INTERNET WORLD Business





KOMMENTAR

Wettbewerbsverhinderer

D. Grollmann, Chefredakteur

Nachdem das Internet die Verlagswelt erheblich durcheinandergewirbelt hat, wird nun die Fernsehlandschaft neu sortiert. Ganz vorn dabei: natürlich Google. Gerade erst kündigte das Unternehmen an, auf Youtube auch abendfüllende Spielfilme streamen zu wollen. Ganz legal und auch auf Deutsch. Selbst ein eigenes Programm soll folgen, Verhandlungen mit Produzenten laufen.

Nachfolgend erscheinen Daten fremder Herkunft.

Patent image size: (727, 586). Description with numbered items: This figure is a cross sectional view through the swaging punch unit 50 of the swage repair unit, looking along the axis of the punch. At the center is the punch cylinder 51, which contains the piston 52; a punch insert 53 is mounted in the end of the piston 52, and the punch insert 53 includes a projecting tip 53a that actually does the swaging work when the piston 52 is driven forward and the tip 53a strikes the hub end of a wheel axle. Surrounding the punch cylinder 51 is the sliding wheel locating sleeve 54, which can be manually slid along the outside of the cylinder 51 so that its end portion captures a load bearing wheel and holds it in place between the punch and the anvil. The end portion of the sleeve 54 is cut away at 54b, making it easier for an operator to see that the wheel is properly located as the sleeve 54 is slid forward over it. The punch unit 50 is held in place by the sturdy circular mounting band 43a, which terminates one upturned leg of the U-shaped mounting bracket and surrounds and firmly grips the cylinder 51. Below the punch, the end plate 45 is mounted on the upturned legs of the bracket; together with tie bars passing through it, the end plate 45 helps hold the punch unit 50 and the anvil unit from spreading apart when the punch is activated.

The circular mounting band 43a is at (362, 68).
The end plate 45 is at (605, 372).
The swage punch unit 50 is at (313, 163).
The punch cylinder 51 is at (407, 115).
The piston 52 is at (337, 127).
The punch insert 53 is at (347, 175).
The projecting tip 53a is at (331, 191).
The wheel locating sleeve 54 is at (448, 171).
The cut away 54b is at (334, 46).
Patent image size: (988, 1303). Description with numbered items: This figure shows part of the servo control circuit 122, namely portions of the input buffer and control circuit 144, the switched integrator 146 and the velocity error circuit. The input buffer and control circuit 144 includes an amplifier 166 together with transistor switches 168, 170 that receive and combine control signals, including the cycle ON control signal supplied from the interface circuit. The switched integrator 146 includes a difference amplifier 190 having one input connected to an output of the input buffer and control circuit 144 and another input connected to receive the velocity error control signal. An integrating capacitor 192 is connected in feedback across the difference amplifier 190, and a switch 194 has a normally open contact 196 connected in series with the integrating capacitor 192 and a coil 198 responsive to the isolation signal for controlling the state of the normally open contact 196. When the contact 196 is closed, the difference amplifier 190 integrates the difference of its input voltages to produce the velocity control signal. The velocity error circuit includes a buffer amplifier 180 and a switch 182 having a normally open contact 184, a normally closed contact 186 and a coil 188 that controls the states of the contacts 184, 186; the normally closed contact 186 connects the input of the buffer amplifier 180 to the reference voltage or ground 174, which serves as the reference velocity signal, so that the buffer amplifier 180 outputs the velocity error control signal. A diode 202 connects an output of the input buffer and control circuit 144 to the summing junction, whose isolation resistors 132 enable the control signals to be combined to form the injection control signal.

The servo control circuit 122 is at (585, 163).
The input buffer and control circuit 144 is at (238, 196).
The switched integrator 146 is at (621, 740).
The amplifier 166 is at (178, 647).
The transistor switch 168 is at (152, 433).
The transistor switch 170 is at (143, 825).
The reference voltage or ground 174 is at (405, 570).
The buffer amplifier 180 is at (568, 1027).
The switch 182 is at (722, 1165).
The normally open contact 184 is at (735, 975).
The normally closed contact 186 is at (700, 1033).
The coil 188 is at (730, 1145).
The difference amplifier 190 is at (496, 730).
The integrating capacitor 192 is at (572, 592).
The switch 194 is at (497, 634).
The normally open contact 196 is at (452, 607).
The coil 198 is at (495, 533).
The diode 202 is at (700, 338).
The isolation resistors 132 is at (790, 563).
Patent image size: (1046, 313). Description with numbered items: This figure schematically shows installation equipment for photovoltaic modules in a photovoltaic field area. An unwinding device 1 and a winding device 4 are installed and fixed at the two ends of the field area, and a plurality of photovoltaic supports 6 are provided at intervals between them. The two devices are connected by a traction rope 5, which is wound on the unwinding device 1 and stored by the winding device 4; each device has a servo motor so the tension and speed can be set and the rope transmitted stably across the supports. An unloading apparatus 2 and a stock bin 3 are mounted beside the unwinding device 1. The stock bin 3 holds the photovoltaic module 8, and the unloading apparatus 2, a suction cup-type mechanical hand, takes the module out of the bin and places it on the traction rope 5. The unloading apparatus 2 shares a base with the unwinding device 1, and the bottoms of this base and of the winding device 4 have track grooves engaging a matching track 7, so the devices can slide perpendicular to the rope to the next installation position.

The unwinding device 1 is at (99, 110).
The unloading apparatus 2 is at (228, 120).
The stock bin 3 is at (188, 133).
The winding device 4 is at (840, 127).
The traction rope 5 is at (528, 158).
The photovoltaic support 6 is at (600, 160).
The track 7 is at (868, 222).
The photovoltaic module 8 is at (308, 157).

Das ist nicht weniger als ein Frontalangriff auf die deutschen Fernsehsender, die entsprechend verärgert reagieren. Youtube agiere „zunehmend aggressiv“, schimpft Pro-Sieben-Sat1-Vorstand Conrad Albert, dem das Düsseldorfer Oberlandesgericht gerade erst erneut aus Wettbewerbsgründen verboten hat, gemeinsam mit RTL ein Online-Video-Angebot auf die Beine zu stellen.

Es entsteht hier eine recht absurde Situation: Ausgerechnet der Online-Video-Anbieter, dem mit Fug und Recht sogar weltweit eine marktbeherrschende Stellung nachgesagt werden kann, wird vor nationalem Wettbewerb geschützt.

Dabei wäre es aus vielerlei Gründen wünschenswert, wenn sich ein Gegengewicht etablieren könnte. Inzwischen ist ja sogar der heilige Google-Gral – der unbestechliche Index – vor offensichtlichen wirtschaftlichen Interessen nicht mehr geschützt. Google Maps, Google+ und Google Shopping haben sich längst in die Ergebnisliste geschlichen. Und neuerdings will der Konzern sogar Webseiten, auf denen Urheberrechtsverletzungen begangen werden, im Ranking benachteiligen. Was konkret eine Copyright-Verletzung ist und wann dies als erwiesen gilt, entscheidet kein Gericht – das erledigt hier Google selbst. Ein Schelm, wer Böses dabei denkt, wenn der selbst ernannte Richter zugleich der Medienanbieter werden will.